The first time I was truly distressed about online security was after executing my first SQL injection attack in my computer security class at UC Berkeley.
After taking the class, my hyperawareness of the web surged. I now figure that every click adds a cookie (or 10) to shadow me as I traipse the web. For every app I enable camera usage for, I expect it — even when not in use — to unfailingly record my every walk (that my iPhone camera sees) and talk (that the microphone hears). And to be honest, my theories of being constantly surveilled are not too far off. I am a regular “clear cookies and cache”-er who uses my laptop over my phone as much as possible — shoutout to my best friend, AdBlock, and my slide-y webcam cover.
Exploiting (for a fun class project) the very bugs that induced huge data breaches like Equifax’s 2017 calamity was my incredibly privileged foray into digital privacy concern. But often for low-income communities (households earning less than $20,000 a year), it’s having their privacy exploited. Digital privacy harms disproportionately affect those living in poverty.
Despite this, there’s a popular misconception that living paycheck to paycheck means you “don’t care” about privacy. Unlike the minor inconveniences I face from tracking and data collection, low-income individuals are unfairly scrutinized and face differential security harms that threaten their psychological and physical welfare at any time. And these harms, amplified by reliance on mobile phones; scant access to technical troubleshooting, such as authoritative security advice sources and IT professionals, for online safety; conditions of poverty and lack of legal representation, aren’t solved by just reading the “terms and conditions”. “Opting out” of using technology isn’t the solution, just as lack of “digital literacy” or “care” isn’t the problem.
Distrusting individuals living in poverty and trivializing their rights to privacy and autonomy as secondary concerns, employers of low-income workers often conduct drug tests, voiceprint prisoners by collecting audio samples for surveillance before they can make phone calls, and share welfare applicants’ data across multiple commercial databases. In some areas, low-income tenants are afraid to even enter their homes as their landlords move to facial recognition entry instead of key locks and promise no data security.
The digital divide in tech has transcended beyond just access to hardware and broadband. Ensuring a device per person pales in comparison to the challenge of ensuring every person’s data privacy, as well as their ability to seek redress, is protected. Recurring privacy challenges, such as identity theft, have cascading effects on individuals living in poverty like financial loss, wrongful arrests, harassment from collection agencies and loss of food stamps and child support benefits. When income sources are jeopardized, individuals are often unable to pay for legal counsel in response to the theft.
Because of their race, zip code and gender data, individuals living in poverty are denied opportunities, targeted more heavily by unscrupulous financial vendors looking to exploit vulnerable populations with advertisements of fake debt relief services and counterfeit loan programs, and charged higher prices for goods and services on these platforms compared to their affluent counterparts who live in “wealthier” zip codes.

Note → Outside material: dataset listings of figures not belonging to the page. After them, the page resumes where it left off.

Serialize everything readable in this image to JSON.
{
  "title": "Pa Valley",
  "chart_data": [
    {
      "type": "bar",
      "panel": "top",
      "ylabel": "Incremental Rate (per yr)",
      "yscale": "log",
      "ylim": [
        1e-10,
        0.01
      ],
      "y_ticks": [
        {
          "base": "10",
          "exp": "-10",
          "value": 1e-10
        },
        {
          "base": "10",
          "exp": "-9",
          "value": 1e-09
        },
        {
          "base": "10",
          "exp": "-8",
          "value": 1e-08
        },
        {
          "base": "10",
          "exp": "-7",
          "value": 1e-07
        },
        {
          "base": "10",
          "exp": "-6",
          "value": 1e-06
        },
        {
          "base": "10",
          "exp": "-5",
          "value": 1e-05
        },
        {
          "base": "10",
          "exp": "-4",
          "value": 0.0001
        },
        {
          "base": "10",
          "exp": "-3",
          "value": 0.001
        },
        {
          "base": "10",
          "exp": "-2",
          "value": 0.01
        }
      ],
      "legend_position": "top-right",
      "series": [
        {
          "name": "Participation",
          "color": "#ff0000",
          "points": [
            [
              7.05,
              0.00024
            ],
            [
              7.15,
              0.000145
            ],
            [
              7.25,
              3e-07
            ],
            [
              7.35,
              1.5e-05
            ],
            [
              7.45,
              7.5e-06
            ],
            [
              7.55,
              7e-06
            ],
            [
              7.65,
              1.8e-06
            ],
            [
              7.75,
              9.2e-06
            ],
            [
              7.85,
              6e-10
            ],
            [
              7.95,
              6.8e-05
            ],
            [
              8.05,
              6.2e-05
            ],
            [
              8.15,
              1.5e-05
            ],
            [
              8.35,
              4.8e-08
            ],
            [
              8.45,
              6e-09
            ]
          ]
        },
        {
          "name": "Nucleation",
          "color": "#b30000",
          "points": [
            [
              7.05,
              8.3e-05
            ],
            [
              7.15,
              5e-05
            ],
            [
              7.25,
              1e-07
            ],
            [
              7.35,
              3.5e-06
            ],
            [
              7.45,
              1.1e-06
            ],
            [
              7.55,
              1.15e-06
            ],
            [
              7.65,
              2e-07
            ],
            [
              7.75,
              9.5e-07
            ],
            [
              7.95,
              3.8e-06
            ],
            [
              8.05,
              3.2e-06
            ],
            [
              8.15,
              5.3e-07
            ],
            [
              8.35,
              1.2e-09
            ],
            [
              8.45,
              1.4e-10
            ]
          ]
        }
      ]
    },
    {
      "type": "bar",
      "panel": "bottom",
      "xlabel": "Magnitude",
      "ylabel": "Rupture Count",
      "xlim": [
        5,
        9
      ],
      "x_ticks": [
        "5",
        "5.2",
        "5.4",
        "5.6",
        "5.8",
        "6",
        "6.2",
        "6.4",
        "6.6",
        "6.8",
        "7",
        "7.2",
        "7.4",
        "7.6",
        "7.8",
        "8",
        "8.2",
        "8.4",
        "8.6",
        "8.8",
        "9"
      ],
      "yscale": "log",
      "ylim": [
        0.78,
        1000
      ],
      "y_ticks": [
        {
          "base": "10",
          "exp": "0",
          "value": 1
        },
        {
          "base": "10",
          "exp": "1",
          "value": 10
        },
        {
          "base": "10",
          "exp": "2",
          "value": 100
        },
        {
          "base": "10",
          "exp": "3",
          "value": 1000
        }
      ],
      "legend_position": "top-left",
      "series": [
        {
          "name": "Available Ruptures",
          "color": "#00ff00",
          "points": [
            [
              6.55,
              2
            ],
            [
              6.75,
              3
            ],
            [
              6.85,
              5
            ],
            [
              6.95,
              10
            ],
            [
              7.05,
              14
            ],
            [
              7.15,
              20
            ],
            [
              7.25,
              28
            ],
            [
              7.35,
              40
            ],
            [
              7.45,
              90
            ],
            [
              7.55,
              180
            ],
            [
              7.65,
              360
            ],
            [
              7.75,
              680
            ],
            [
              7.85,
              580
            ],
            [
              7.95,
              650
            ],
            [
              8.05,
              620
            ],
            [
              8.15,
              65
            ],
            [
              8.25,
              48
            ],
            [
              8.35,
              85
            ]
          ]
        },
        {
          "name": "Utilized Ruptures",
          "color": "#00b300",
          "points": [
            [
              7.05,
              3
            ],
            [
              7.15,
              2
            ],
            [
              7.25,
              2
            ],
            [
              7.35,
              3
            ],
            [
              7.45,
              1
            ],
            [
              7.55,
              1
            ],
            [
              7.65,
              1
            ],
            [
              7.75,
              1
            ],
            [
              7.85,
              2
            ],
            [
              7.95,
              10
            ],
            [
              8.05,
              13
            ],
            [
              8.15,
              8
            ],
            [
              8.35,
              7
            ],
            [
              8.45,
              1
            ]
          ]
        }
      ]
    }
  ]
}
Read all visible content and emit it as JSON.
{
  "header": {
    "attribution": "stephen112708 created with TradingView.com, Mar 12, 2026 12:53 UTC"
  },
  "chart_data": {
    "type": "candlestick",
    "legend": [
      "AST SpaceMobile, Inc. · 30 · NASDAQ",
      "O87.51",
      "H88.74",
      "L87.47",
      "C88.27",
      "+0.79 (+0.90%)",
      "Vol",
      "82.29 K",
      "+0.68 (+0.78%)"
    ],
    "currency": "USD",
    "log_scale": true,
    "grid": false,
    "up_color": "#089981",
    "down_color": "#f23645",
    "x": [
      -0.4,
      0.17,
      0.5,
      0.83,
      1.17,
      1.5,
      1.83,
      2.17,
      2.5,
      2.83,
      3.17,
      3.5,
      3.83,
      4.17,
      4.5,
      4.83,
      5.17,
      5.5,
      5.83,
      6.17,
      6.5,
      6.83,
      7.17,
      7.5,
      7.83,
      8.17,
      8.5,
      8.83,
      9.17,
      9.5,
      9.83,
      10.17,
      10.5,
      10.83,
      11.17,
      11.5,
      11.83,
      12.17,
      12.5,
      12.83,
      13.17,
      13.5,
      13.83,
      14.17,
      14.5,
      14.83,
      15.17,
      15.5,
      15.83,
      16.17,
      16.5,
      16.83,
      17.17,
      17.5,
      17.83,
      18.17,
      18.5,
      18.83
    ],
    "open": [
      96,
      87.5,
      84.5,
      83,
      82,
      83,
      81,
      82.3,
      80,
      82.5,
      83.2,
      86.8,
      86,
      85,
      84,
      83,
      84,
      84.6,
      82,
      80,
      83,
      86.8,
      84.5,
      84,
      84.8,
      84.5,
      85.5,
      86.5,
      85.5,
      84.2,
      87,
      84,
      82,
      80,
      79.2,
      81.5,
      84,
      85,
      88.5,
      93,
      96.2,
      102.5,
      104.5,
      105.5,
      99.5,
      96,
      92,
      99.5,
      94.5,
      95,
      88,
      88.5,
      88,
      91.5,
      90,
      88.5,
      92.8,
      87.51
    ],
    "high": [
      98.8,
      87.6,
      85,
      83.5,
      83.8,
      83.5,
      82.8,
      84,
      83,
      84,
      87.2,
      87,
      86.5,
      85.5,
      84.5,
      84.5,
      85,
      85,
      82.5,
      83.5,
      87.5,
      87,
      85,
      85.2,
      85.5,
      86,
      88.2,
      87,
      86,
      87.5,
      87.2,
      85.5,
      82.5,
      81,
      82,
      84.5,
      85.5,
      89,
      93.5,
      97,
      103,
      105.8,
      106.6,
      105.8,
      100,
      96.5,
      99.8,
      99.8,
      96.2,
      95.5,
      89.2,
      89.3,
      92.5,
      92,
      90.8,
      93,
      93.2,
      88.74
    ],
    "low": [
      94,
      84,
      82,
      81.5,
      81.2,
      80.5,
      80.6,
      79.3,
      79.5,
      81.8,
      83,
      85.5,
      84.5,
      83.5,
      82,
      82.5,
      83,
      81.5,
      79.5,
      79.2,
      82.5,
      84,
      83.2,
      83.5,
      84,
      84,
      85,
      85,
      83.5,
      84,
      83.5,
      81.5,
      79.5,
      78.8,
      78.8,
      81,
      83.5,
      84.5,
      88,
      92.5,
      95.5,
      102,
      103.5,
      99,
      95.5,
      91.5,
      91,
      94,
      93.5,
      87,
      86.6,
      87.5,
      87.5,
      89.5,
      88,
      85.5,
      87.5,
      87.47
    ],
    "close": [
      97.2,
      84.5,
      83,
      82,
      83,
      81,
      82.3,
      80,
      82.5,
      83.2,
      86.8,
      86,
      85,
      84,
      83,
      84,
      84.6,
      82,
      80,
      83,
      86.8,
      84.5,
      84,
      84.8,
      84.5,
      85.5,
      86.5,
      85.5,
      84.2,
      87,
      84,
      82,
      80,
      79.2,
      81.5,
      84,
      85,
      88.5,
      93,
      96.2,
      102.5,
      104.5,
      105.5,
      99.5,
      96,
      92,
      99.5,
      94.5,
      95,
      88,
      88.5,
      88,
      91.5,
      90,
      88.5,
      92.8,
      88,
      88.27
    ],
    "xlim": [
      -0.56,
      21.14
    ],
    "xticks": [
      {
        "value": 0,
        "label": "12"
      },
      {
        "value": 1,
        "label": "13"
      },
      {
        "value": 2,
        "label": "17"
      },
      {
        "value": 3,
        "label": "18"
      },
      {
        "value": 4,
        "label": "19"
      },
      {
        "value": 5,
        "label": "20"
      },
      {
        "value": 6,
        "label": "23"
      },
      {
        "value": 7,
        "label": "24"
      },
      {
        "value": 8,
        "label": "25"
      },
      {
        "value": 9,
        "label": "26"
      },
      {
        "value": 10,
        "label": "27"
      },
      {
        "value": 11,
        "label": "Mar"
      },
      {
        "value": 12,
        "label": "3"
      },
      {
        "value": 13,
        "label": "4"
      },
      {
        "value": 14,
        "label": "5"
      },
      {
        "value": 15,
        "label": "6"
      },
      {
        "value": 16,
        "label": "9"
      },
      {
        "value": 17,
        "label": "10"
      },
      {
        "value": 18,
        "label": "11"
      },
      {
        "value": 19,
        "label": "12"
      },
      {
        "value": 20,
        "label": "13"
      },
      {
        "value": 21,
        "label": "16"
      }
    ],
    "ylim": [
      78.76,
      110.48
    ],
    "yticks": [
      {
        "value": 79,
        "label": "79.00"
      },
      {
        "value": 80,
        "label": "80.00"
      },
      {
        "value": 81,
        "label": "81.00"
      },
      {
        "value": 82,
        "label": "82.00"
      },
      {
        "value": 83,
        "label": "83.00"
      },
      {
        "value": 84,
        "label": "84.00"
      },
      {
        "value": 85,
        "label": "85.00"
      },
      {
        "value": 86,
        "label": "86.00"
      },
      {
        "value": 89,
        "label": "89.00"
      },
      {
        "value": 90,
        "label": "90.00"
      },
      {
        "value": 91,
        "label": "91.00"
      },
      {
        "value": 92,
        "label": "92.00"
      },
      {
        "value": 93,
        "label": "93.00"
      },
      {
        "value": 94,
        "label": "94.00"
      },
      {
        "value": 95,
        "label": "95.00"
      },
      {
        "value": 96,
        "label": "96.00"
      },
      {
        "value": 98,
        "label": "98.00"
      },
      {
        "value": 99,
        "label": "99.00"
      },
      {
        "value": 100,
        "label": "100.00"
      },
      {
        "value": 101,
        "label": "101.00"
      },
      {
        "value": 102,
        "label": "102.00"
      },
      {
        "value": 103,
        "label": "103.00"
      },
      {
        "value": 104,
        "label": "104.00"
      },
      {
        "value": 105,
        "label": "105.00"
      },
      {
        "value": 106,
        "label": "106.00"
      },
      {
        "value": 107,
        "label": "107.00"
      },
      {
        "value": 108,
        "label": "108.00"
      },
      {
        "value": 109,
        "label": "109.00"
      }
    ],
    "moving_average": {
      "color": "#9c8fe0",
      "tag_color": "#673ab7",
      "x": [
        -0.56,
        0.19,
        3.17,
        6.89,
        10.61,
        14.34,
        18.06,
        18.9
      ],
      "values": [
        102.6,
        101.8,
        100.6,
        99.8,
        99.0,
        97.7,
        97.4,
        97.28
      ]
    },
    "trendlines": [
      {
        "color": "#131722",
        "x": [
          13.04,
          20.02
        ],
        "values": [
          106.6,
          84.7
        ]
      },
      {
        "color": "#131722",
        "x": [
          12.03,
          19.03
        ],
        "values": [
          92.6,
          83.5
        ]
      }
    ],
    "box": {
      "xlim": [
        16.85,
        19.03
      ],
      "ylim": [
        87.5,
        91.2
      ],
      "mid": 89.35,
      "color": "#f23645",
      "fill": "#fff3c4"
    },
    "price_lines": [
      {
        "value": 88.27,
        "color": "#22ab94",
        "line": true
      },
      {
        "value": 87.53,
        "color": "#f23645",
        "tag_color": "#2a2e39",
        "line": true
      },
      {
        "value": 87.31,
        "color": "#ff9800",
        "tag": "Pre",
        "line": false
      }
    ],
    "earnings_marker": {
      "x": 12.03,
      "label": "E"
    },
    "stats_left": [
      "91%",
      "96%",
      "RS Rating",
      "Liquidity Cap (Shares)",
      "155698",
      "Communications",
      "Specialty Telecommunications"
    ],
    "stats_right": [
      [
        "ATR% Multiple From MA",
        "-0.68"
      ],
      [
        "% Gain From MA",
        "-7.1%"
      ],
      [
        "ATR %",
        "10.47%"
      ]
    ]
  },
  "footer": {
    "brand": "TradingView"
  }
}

Since they often rely on mobile devices as their primary source of internet connectivity, low-income communities are disproportionately subject to malicious surveillance practices like cell-site simulators, in-store tracking and cross-device monitoring. With social media platforms accelerating the rate at which individuals can post on mobile, content is easier than ever to upload, but harder than ever to control. I’ve been using Facebook since the 11th grade, and I can post a status or picture within seconds. When it comes to restricting Facebook’s privacy settings, it’s a lengthy multiclick process that is significantly harder on mobile devices, leading to the abandonment of restricting privacy altogether.
When it comes to determining employability, applicant tracking systems like HireVue have been endorsed by the Federal Trade Commission to identify “negative behavior” — whatever that means — when mining applicants’ social media data. I’m not sure when the last time poverty was associated with “positive behavior,” but this vague approval to exploit even more vaguely defined information economically excludes those categorized and filtered out as “at-risk populations,” who might not have profiles that are curated enough.
Mobile tracing, or covertly using spatial and temporal data points from mobile activity, using Stringrays has also led to hyperpolicing of segregated nonwhite, low-income communities. Mapped in Baltimore, Milwaukee and Tallahassee, law enforcement surveils and just waits for crime to happen, often creating pre-suspect lists that lead to collateral damage when acted upon. Predictive policing and threat scoring, often derivative of social media communications and online data, further the distrust and stress these communities experience.
Suggesting these communities should just discontinue their tech use to protect their privacy — when mobile phones are significantly cheaper than computers and imperative to connecting to people and applying to jobs — is ridiculous. Arguing that individuals living in poverty should self-regulate content they upload, thus waiving the necessary substantive regulation to terminate discrimination, is also ridiculous. We need to stop personifying poverty as the culmination of poor decision-making by an individual and start acknowledging it as a systemic issue. Instead of promoting these ideologies that contribute to an obscene amount of privacy violations and the continued dehumanization of those in poverty, we can start with simplifying privacy policies, allowing low-income individuals to “opt in” to policy decisions and addressing the “terms and conditions” that have cultivated a position of disadvantage in the first place.